Why Frank Sinatra covering ‘Old MacDonald’ was such a mistake
The 1960s saw the release of some of Sinatra’s biggest hits. Despite this, it also included a few missteps. One of those was “Ol’ Mcdonald.” Ol’ Blue Eyes was old-fashioned, but covering a centuries-old nursery rhyme was probably a little too old-fashioned. It also includes a lot of horrid lyrical changes, like making Old MacDonald’s “chick” a foxy lady.
More than that, it’s just embarrassing. “Old MacDonald” is a perfectly fine song for kiddies. However, it shouldn’t be recorded by adults who want to be taken seriously as artists. Sinatra’s version of “Old McDonald,” like Elvis Presley’s, will always remain a low points of his career.
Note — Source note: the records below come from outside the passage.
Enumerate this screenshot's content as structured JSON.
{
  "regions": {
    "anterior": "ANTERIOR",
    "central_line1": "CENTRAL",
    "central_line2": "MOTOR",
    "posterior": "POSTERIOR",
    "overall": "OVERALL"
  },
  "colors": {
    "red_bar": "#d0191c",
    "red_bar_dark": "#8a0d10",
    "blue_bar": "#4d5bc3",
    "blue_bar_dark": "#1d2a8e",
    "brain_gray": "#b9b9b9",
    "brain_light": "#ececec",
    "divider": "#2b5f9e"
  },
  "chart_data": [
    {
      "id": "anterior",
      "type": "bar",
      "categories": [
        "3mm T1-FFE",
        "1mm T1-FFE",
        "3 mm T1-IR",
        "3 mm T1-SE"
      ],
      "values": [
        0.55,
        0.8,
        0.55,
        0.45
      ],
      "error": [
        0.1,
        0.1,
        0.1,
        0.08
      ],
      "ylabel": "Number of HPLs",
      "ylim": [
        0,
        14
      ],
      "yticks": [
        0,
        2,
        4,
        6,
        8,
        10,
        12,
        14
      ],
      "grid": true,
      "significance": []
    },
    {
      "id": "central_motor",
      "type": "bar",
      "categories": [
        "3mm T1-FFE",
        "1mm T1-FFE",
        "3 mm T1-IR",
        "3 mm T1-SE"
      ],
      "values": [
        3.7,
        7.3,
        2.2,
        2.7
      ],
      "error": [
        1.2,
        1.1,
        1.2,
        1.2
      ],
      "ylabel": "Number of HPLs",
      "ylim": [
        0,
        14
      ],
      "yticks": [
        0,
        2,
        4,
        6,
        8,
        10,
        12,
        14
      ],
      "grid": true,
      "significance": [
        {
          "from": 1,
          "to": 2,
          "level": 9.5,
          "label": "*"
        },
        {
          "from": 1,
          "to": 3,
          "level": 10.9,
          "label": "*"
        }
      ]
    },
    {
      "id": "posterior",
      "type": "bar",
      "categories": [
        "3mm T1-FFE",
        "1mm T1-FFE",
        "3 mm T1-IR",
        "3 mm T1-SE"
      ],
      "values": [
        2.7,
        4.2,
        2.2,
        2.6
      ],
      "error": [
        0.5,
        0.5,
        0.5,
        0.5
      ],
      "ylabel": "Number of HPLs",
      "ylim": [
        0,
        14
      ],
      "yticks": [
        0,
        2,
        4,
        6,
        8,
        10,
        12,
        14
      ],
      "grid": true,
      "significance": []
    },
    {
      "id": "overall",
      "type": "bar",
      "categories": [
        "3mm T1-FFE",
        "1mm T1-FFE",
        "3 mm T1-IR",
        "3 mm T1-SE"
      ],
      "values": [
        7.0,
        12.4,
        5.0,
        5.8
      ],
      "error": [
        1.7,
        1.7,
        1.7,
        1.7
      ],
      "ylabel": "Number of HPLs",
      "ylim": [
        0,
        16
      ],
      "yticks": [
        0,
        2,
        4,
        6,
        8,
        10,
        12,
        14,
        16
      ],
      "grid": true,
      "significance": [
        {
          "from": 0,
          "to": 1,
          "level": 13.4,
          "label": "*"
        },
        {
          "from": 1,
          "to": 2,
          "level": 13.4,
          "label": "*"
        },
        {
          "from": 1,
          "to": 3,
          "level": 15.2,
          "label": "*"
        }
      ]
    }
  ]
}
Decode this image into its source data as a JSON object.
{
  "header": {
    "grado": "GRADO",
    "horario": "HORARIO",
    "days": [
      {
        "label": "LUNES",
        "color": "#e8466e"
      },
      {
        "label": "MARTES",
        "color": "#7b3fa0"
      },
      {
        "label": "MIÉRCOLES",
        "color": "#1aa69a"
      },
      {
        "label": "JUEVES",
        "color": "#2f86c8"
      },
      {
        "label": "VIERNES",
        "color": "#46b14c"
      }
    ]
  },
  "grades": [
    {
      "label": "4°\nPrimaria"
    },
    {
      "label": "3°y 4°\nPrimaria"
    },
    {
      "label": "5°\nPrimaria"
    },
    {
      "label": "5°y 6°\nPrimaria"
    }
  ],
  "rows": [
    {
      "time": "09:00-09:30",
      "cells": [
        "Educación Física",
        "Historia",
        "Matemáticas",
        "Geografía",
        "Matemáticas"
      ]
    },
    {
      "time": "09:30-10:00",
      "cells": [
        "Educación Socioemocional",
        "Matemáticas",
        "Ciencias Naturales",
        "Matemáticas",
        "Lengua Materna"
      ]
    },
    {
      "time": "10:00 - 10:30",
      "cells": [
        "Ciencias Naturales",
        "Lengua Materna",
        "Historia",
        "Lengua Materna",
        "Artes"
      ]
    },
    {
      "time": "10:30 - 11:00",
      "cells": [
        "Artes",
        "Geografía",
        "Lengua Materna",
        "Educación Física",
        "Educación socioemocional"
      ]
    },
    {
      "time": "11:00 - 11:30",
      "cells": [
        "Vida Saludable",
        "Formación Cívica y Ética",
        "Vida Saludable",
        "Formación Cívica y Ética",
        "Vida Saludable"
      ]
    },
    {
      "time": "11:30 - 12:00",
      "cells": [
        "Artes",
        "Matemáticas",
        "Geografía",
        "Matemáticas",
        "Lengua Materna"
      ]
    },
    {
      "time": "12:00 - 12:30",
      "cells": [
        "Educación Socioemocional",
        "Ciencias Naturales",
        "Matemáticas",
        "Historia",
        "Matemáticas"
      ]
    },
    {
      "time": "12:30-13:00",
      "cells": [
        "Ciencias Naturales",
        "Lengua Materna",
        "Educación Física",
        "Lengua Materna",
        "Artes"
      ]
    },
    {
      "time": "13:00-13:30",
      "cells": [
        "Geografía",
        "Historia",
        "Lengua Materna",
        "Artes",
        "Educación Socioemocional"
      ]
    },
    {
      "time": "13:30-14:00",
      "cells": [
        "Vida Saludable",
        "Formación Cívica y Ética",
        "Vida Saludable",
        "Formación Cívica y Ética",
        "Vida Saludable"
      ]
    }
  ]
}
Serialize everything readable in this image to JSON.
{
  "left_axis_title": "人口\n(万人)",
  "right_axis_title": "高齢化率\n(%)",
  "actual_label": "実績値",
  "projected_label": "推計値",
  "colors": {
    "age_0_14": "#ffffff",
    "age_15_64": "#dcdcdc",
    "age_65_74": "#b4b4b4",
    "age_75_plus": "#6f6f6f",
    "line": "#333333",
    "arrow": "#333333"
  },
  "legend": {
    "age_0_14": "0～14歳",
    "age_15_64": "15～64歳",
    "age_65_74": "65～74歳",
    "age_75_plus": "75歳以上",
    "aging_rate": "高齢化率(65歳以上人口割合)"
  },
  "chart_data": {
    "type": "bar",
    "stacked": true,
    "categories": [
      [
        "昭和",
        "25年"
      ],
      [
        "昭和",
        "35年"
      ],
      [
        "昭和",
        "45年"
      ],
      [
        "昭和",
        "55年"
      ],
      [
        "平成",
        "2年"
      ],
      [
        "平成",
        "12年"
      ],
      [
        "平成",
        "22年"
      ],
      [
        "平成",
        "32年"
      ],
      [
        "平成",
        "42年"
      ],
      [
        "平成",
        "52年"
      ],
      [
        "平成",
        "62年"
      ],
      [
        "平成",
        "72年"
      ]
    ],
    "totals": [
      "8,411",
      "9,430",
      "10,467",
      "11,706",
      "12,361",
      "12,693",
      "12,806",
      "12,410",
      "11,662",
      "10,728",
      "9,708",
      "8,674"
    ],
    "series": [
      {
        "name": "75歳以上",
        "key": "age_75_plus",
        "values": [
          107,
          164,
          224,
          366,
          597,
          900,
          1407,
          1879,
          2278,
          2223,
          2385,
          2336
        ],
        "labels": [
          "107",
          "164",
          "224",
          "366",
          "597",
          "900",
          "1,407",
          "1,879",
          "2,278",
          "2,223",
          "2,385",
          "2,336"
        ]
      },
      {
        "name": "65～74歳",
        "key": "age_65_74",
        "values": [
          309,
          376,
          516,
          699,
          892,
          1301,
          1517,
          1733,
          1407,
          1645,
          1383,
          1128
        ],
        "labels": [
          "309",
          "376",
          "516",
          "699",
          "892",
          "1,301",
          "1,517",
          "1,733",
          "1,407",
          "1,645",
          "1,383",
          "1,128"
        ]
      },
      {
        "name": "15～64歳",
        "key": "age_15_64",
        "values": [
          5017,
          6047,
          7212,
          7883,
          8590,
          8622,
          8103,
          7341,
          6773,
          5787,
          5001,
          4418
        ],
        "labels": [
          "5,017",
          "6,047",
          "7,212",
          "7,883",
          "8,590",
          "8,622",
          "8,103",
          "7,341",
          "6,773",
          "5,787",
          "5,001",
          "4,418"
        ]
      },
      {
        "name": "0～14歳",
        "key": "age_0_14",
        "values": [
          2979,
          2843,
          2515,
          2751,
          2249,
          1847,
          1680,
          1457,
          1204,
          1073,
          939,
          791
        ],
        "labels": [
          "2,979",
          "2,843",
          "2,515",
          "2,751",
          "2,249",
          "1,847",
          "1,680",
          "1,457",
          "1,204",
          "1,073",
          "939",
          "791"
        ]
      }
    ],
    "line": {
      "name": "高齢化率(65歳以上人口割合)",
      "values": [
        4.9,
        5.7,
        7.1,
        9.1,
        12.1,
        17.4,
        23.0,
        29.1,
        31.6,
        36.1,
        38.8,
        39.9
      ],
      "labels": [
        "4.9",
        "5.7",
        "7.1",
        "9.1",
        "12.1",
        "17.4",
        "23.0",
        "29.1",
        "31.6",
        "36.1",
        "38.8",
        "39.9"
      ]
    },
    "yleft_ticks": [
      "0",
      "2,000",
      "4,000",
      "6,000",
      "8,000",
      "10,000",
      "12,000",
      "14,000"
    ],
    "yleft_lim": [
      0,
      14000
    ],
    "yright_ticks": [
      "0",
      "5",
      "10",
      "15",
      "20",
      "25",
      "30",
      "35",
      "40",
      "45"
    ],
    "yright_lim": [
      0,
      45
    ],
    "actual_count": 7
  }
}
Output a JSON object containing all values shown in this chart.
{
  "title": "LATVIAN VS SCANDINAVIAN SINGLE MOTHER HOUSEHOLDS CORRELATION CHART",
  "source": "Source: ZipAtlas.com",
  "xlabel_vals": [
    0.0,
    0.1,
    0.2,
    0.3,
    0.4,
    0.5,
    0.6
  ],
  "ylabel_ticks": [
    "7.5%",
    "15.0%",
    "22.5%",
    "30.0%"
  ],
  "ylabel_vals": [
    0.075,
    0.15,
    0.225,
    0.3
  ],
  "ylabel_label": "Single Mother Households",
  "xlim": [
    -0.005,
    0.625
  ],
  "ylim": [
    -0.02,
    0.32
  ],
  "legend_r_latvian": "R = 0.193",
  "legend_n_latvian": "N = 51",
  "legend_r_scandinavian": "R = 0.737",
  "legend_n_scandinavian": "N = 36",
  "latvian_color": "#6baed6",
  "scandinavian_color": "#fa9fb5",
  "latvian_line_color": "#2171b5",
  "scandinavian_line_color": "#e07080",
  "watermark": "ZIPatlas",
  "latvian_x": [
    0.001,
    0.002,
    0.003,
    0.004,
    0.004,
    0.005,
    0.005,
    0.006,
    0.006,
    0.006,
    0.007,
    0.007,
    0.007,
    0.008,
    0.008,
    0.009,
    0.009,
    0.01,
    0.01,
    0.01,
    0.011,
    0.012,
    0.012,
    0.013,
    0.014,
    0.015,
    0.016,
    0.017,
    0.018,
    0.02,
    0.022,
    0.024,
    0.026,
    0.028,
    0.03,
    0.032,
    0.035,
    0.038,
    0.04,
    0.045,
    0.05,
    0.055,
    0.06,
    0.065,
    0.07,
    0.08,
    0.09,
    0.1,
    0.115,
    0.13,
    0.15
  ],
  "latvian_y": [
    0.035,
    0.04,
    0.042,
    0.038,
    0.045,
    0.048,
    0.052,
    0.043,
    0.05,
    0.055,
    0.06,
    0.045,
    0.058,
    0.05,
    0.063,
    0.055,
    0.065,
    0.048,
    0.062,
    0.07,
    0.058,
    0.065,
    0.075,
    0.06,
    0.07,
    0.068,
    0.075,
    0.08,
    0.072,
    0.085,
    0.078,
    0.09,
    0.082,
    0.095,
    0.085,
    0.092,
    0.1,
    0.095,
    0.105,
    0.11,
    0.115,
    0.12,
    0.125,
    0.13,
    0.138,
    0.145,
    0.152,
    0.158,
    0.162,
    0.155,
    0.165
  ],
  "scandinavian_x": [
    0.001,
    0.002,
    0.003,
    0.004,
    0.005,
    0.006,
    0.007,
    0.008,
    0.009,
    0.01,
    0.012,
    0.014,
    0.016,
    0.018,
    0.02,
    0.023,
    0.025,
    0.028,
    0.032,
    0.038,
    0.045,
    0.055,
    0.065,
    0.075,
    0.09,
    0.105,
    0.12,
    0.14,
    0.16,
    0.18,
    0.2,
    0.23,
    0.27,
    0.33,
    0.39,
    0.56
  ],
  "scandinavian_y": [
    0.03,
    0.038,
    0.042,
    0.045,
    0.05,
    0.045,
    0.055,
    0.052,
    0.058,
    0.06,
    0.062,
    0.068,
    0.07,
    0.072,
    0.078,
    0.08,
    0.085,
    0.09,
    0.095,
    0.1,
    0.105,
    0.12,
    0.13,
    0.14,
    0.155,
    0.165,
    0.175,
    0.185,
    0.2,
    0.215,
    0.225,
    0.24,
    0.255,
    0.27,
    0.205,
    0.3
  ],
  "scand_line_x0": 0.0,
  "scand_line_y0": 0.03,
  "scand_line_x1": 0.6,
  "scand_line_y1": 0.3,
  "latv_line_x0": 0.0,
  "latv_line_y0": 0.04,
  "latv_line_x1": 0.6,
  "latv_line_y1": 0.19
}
Paul Anka said ‘My Way’ gave him a career ‘after the onslaught of The Beatles’
While “My Way” wasn’t huge, it was a boon for its lyricist: Paul Anka. Part of its success was that it inspired so many renditions. In his 2013 book My Way: An Autobiography, Anka discussed the impact of “My Way.” “I never really had any kind of premonition or design that it was going to be anything other than a song that Frank would want to sing,” he recalled. “I wasn’t thinking, ‘Oh, if I do this, it’ll become a standard.'”
“My Way” also impacted Anka as a writer. “‘My Way’ changed everything for me, for Frank, for our relationship,” he recalled. “Even though I’d written outside the teen genre in the themes I’d composed for The Longest Day and The Tonight Show, it was with ‘My Way’ that the second stage of my writing career began. And after the onslaught of The Beatles and [Bob] Dylan, I now had the luxury of writing a new kind of lyric. I could stretch out.
“Everything had opened up,” he said. “After that, I realized that I was going to be mature a whole lot longer than I was a teenager. Whenever Sinatra performed ‘My Way,’ he’d do a minute on how we met and how the song came about and how he felt about my writing, which was really nice.”
“My Way” lost the battle to “Ol’ Macdonald” but it won the war.